# Guide me through this



## ChknNoodleSoup (Oct 20, 2012)

I'm the dumbest person alive. I am a big advocate of each spouse being in charge of their own finances etc. and have always trusted that no matter what, my husband wouldn't be a total jerk. I failed at the first and was wrong about the second. I've been a stay at home mom for about 2 years. No money of my own. I work freelance and bring in less than 10k. This year a little more. We are broke, I use that money and every penny before and after to pay bills. We live in an expensive city and his salary basically barely covers hills and necessities. We don't go out, splurge, etc. he wants out. I want out. He had an EA and I think a PA but he won't admit. I have no idea how to go about figuring out finances, taxes, taking my name off things? Etc. any guidance would be awesome. Thanks.


----------



## PBear (Nov 16, 2010)

I would start by looking for community and government financial services. Debt counselling agencies might be able to point you in the right direction. Start getting your financial information together. Understand how much money goes where every month. 

C
_Posted via Mobile Device_


----------



## LiamN (Nov 5, 2012)

Make being financially educated a priority!
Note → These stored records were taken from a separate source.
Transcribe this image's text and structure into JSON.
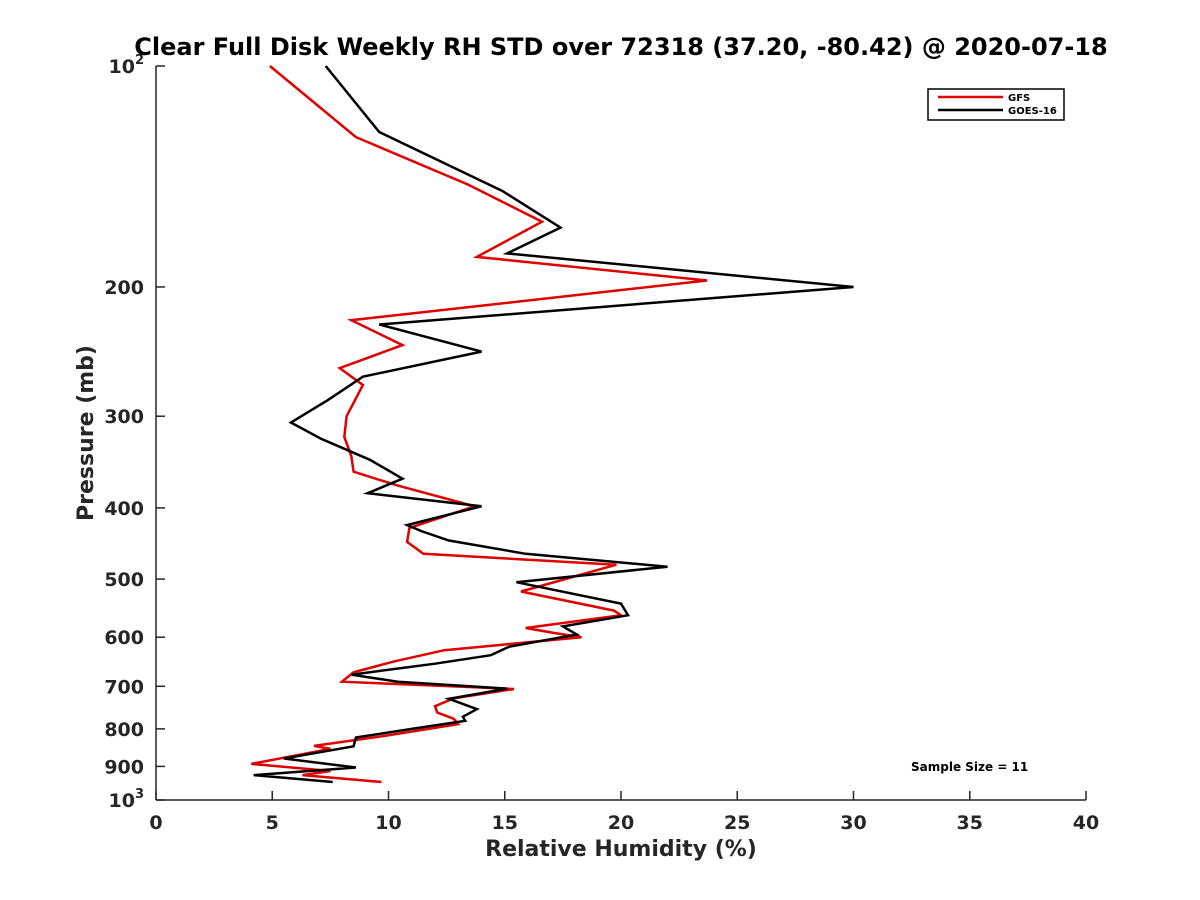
{
  "chart_data": {
    "type": "line",
    "title": "Clear Full Disk Weekly RH STD over 72318 (37.20, -80.42) @ 2020-07-18",
    "xlabel": "Relative Humidity (%)",
    "ylabel": "Pressure (mb)",
    "xlim": [
      0,
      40
    ],
    "ylim": [
      100,
      1000
    ],
    "y_scale": "log",
    "y_reversed": true,
    "grid": false,
    "legend_position": "top-right",
    "x_ticks": [
      "0",
      "5",
      "10",
      "15",
      "20",
      "25",
      "30",
      "35",
      "40"
    ],
    "y_ticks": [
      {
        "value": 100,
        "base": "10",
        "exp": "2"
      },
      {
        "value": 200,
        "label": "200"
      },
      {
        "value": 300,
        "label": "300"
      },
      {
        "value": 400,
        "label": "400"
      },
      {
        "value": 500,
        "label": "500"
      },
      {
        "value": 600,
        "label": "600"
      },
      {
        "value": 700,
        "label": "700"
      },
      {
        "value": 800,
        "label": "800"
      },
      {
        "value": 900,
        "label": "900"
      },
      {
        "value": 1000,
        "base": "10",
        "exp": "3"
      }
    ],
    "annotation": "Sample Size = 11",
    "series": [
      {
        "name": "GFS",
        "color": "#e00000",
        "points": [
          [
            4.9,
            100
          ],
          [
            8.6,
            125
          ],
          [
            13.4,
            145
          ],
          [
            16.6,
            163
          ],
          [
            13.8,
            182
          ],
          [
            23.7,
            196
          ],
          [
            8.4,
            222
          ],
          [
            10.6,
            240
          ],
          [
            7.9,
            258
          ],
          [
            8.9,
            272
          ],
          [
            8.2,
            300
          ],
          [
            8.1,
            320
          ],
          [
            8.4,
            340
          ],
          [
            8.5,
            357
          ],
          [
            10.4,
            373
          ],
          [
            13.7,
            398
          ],
          [
            10.9,
            426
          ],
          [
            10.8,
            445
          ],
          [
            11.5,
            462
          ],
          [
            19.8,
            478
          ],
          [
            15.7,
            520
          ],
          [
            19.7,
            552
          ],
          [
            20.0,
            560
          ],
          [
            15.9,
            583
          ],
          [
            17.1,
            592
          ],
          [
            18.3,
            600
          ],
          [
            12.4,
            625
          ],
          [
            10.2,
            648
          ],
          [
            8.5,
            670
          ],
          [
            8.0,
            690
          ],
          [
            11.8,
            698
          ],
          [
            15.4,
            706
          ],
          [
            12.8,
            727
          ],
          [
            12.0,
            745
          ],
          [
            12.1,
            760
          ],
          [
            12.8,
            775
          ],
          [
            13.0,
            788
          ],
          [
            9.8,
            818
          ],
          [
            6.8,
            844
          ],
          [
            7.5,
            852
          ],
          [
            4.1,
            893
          ],
          [
            7.5,
            913
          ],
          [
            6.3,
            925
          ],
          [
            9.7,
            945
          ]
        ]
      },
      {
        "name": "GOES-16",
        "color": "#000000",
        "points": [
          [
            7.3,
            100
          ],
          [
            9.6,
            123
          ],
          [
            14.9,
            148
          ],
          [
            17.4,
            166
          ],
          [
            15.1,
            180
          ],
          [
            30.0,
            200
          ],
          [
            9.6,
            225
          ],
          [
            14.0,
            245
          ],
          [
            8.9,
            265
          ],
          [
            7.4,
            285
          ],
          [
            5.8,
            306
          ],
          [
            7.1,
            322
          ],
          [
            9.2,
            344
          ],
          [
            10.6,
            365
          ],
          [
            9.1,
            382
          ],
          [
            14.0,
            398
          ],
          [
            10.8,
            422
          ],
          [
            11.4,
            430
          ],
          [
            12.6,
            443
          ],
          [
            15.9,
            462
          ],
          [
            22.0,
            481
          ],
          [
            15.5,
            505
          ],
          [
            20.0,
            540
          ],
          [
            20.3,
            560
          ],
          [
            17.5,
            580
          ],
          [
            18.1,
            595
          ],
          [
            15.2,
            618
          ],
          [
            14.4,
            635
          ],
          [
            12.0,
            652
          ],
          [
            8.4,
            675
          ],
          [
            10.4,
            690
          ],
          [
            15.1,
            705
          ],
          [
            12.6,
            728
          ],
          [
            13.8,
            752
          ],
          [
            13.2,
            770
          ],
          [
            13.3,
            780
          ],
          [
            11.0,
            800
          ],
          [
            8.6,
            822
          ],
          [
            8.5,
            845
          ],
          [
            5.5,
            878
          ],
          [
            8.6,
            903
          ],
          [
            4.2,
            925
          ],
          [
            7.6,
            945
          ]
        ]
      }
    ]
  }
}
This includes how to manage your finances and also to increase your income.
There is a wealth of information available online. One good place is Amazon's Kindle store. You will be amazed at the books you can download onto your computer for next to nothing or even for free.
Resolve to become a master of your finances and it will give you freedom and remove a lot of your fears of being able to live the life you really want to live.


----------



## ChknNoodleSoup (Oct 20, 2012)

Thank you.


----------